The people in 'Azah were told that Shimshon had come, so they surrounded the place where he was and also set an ambush for him all night at the city gate. Their plan was to do nothing at night, but to wait until morning and then kill him.
However, Shimshon stayed in bed until midnight; then he got up, took hold of the doors of the city gate and the two posts as well, pulled them up, bar and all, hoisted them on his shoulders, and carried them up to the top of the hill overlooking Hevron.
After this, he fell in love with a woman who lived in the Sorek Valley, whose name was D'lilah.
The chiefs of the P'lishtim went up to her and said, "Coax him into telling you where his great strength comes from and how we can overcome him, so that we can tie him up and subdue him. If you do, each of us will give you 1,100 pieces of silver."
D'lilah said to Shimshon, "Please tell me what it is that makes you so strong, and how someone could tie you up and subdue you."
Shimshon replied, "If they tie me up with seven fresh bowstrings that have never been dried, I will become as weak as any other man."
The chiefs of the P'lishtim brought up to her seven fresh bowstrings which had not been dried, and she tied him up with them.
Now she had people lying in wait in the inside room. So she said to him, "Shimshon! The P'lishtim have come for you!" But he snapped the bowstrings as easily as a piece of straw breaks when it touches fire, and the source of his strength remained unknown.
D'lilah said to Shimshon, "You're making fun of me, telling me lies. Now, come on, tell me what it takes to tie you up."
"All it takes," he answered, "is to tie me up with new ropes that haven't been used. Then I'll become weak and be like anyone else."
So D'lilah took new ropes, tied him up, and said to him, "Shimshon! The P'lishtim have come for you!" (The people lying in wait were in the inside room.) But he broke the ropes from off his arms like a thread.
D'lilah said to Shimshon, "Till now you've been making fun of me and telling me lies. Tell me what it takes to tie you up." He said, "If you weave the seven locks of my hair across thread on a loom."
So she fastened her cloth work in the loom with a pin and wove his hair in, then said to him, "Shimshon! The P'lishtim have come for you!" He awoke from his sleep and pulled away the loom pin and the interwoven cloth.
She said to him, "How can you say you love me when your heart isn't with me? Three times you've made fun of me, and you haven't told me the source of your great strength."
Every day she kept nagging at him and pressing at him, till it bothered him to death,
so that he finally told her everything. He said to her, "No razor has ever touched my head, because I have been a nazir of God since I was born. If someone shaves me, then my strength will leave me; and I will be like any other man."
When D'lilah saw that he had really confided in her, she sent and summoned the chiefs of the P'lishtim with the message, "Come up this one last time, because he has finally told me the truth." The chiefs of the P'lishtim went up to her and brought the money with them.
She had him go to sleep in her lap and called for a man to shave off his seven locks of hair. Then she began tormenting him, but his strength had gone away.

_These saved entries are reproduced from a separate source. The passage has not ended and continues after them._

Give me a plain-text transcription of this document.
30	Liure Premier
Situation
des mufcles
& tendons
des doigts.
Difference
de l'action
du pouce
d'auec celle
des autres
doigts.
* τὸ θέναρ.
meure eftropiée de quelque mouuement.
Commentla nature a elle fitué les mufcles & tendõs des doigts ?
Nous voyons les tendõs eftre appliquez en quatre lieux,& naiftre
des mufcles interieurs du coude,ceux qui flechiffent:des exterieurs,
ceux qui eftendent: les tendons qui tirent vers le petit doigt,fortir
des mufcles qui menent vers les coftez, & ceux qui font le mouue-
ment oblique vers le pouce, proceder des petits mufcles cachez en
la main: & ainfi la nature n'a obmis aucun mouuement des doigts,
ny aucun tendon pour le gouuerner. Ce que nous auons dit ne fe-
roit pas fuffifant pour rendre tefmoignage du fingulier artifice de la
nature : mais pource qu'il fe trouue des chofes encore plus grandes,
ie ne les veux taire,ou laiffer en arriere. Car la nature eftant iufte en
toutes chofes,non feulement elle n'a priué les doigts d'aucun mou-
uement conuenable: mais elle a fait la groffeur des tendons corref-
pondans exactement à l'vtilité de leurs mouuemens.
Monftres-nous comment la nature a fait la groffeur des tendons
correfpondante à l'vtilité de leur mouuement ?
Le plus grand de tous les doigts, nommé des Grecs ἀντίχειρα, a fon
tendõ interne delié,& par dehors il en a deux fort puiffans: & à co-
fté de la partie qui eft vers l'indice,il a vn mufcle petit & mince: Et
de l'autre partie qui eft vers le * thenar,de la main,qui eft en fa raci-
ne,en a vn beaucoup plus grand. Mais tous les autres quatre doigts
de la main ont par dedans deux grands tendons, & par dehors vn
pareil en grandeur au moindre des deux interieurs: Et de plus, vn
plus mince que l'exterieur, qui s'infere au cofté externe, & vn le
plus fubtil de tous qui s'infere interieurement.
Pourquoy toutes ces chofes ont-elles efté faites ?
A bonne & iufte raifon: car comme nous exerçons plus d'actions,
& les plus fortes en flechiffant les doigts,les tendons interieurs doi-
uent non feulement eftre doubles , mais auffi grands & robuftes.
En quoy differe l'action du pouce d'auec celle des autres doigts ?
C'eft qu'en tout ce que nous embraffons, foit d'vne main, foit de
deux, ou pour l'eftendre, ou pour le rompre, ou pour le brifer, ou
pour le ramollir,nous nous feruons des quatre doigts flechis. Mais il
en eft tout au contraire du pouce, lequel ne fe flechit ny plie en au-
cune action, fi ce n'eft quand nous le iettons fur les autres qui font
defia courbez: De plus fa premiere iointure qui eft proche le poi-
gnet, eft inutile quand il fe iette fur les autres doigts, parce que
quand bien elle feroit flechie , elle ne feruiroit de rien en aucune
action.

She said, "Shimshon! The P'lishtim have come for you!" He awoke from his sleep and said, "I'll get out this time, just as I shook myself loose before." But he didn't know that ADONAI had left him.
So the P'lishtim seized him, gouged out his eyes and took him down to 'Azah. There they bound him with two bronze chains and put him to work grinding grain at the mill in the prison.
However, after the hair on his head had been cut off, it began growing back again.
The chiefs of the P'lishtim assembled to offer a great sacrifice to their god Dagon. As they celebrated they sang, "Our god has handed over to us our enemy Shimshon."
Upon seeing him, the people praised their god: "Our god has handed over to us our enemy, who destroyed our land and killed so many of us."
When they were in high spirits they said, "Summon Shimshon to amuse us." So they called Shimshon out of the prison, and he amused them. When they put him between the columns,
Shimshon said to the boy holding him by the hand, "Let me feel the columns supporting the building, so that I can lean on them."
The building was full of men and women; and all the chiefs of the P'lishtim were there; in addition to them, there were about three thousand men and women on the roof, watching, as Shimshon performed.
Shimshon called to ADONAI, "Adonai ELOHIM, just this once, please, think of me, and please, give me strength, so that I can take revenge on the P'lishtim for at least one of my two eyes."
Shimshon got a good hold on the two middle columns supporting the building and leaned on them, on one with his right hand and on the other with his left.
Then, crying, "Let me die with the P'lishtim!" he pushed with all his might; and the building collapsed on the chiefs and on all the people inside. So he killed more at his death than he had killed during his life.
His brothers and all his father's family came down, took him, brought him up and buried him between Tzor'ah and Eshta'ol, in the tomb of his father Manoach. He had judged Isra'el twenty years.